Fixed income managers are going to have to explain to their clients how an investment considered “unrisky” presents such large losses. Let’s take the example of a client who has invested €10,000 in a European government bond product (life insurance, for example) which yields very little to him (less than 2%, because at the time he signed this contract , rates were very low). He finds that the unrealized losses on his investment are major at the end of the year. His financial adviser will reassure him by explaining to him that if he does not sell, he will not realize his losses, then that he will continue to receive his (very low) remuneration of a few tens of euros and will receive his €10,000 in after 10 years. But the adviser will probably be careful not to tell him that at the current rate of inflation, this €10,000 will not be worth much in real terms in 10 years. Nor will he tell him that an equivalent bond product taken out today would yield much more, because the rates are now much higher. Except that the customer will not be able to switch from one product to another without realizing his losses on his old contract! The client will emerge from his interview with the impression of having been trapped by his adviser, whereas the latter had nothing to do with it. He is the victim of an absurd monetary policy which damages the relationship of trust that he had so much trouble establishing with his client!

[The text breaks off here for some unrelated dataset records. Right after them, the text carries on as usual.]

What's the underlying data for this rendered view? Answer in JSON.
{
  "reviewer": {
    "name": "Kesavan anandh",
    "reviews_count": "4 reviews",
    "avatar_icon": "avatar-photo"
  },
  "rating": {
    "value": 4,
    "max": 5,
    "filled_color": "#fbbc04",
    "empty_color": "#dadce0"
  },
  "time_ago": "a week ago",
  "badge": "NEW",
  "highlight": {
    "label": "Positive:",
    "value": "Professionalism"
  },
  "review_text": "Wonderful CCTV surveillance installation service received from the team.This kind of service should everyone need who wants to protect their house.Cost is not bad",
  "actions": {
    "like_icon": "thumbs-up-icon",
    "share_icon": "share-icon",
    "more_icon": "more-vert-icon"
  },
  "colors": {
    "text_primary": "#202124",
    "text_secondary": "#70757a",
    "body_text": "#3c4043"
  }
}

This crisis of confidence now extends to the very value of the European currency.
There are more doubts about the situation in Europe.

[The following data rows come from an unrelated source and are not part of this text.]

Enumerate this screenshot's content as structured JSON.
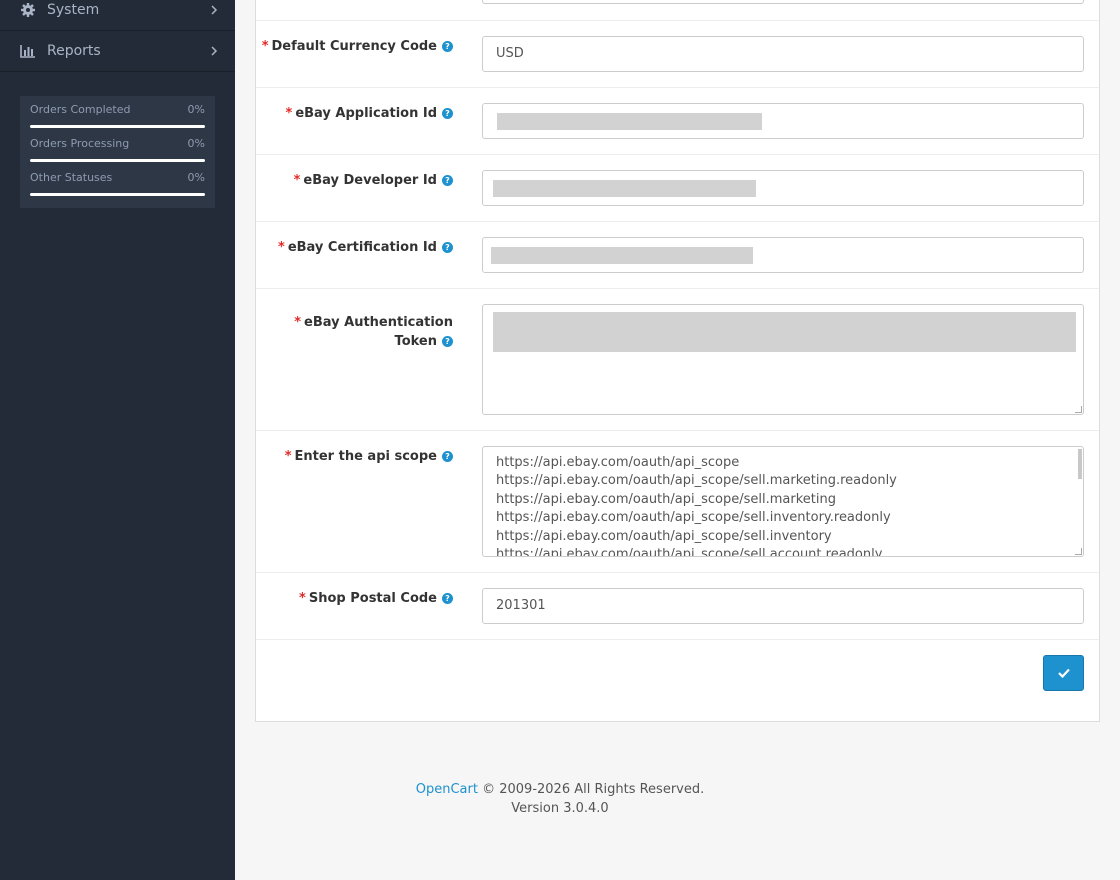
{
  "sidebar": {
    "nav": [
      {
        "label": "System",
        "icon": "gear-icon"
      },
      {
        "label": "Reports",
        "icon": "bar-chart-icon"
      }
    ],
    "stats": [
      {
        "label": "Orders Completed",
        "value": "0%",
        "progress": 0
      },
      {
        "label": "Orders Processing",
        "value": "0%",
        "progress": 0
      },
      {
        "label": "Other Statuses",
        "value": "0%",
        "progress": 0
      }
    ]
  },
  "form": {
    "currency": {
      "label": "Default Currency Code",
      "value": "USD"
    },
    "app_id": {
      "label": "eBay Application Id"
    },
    "dev_id": {
      "label": "eBay Developer Id"
    },
    "cert_id": {
      "label": "eBay Certification Id"
    },
    "token": {
      "label": "eBay Authentication Token"
    },
    "scope": {
      "label": "Enter the api scope",
      "lines": [
        "https://api.ebay.com/oauth/api_scope",
        "https://api.ebay.com/oauth/api_scope/sell.marketing.readonly",
        "https://api.ebay.com/oauth/api_scope/sell.marketing",
        "https://api.ebay.com/oauth/api_scope/sell.inventory.readonly",
        "https://api.ebay.com/oauth/api_scope/sell.inventory",
        "https://api.ebay.com/oauth/api_scope/sell.account.readonly"
      ]
    },
    "postal": {
      "label": "Shop Postal Code",
      "value": "201301"
    },
    "required_mark": "*",
    "help_glyph": "?"
  },
  "footer": {
    "brand": "OpenCart",
    "copyright": " © 2009-2026 All Rights Reserved.",
    "version": "Version 3.0.4.0"
  },
  "colors": {
    "accent": "#1e91cf",
    "sidebar": "#232b38",
    "required": "#e02b27"
  }
}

The ECB has not yet reduced its balance sheet. The program of quantitative easing hasn’t really been stopped yet. What will happen when Europe enters a recession? Will the ECB be forced to launch a new QE? How not to consider, therefore, that the only outcome is hyperinflation? This is the risk that the European monetary authorities are taking. Such a situation would be dangerous, because it would threaten the social and political cohesion of all the countries in the euro zone.
The #ECB also lags behind other central banks in terms of #QT. The balance sheet of the ECB amounts to 8,761.7 billion euros, or 80.9% of the GDP of the euro zone, against 33.8% for the Fed and 127% for the BoJ.@Schuldensuehner pic.twitter.com/Tpcjirl75i
— Or.fr (@Or_fr_) November 9, 2022
In the face of these risks, it makes sense to see gold in euros bouncing above its uptrend line. The price of an ounce of gold is attacking its next resistance, at €1,750.
In the physical gold market, the Perth Mint sold a record 183,102 ounces of gold and 1,995,350 ounces of silver in the form of coins and bars in October. A historic record in Australia!
Australian real wages are plummeting, en route to levels not seen since 2008. And forecasts don’t point to a significant rebound from those levels.
It is probably to cope with this loss of real income that many individuals have decided to invest part of their savings in physical gold and silver.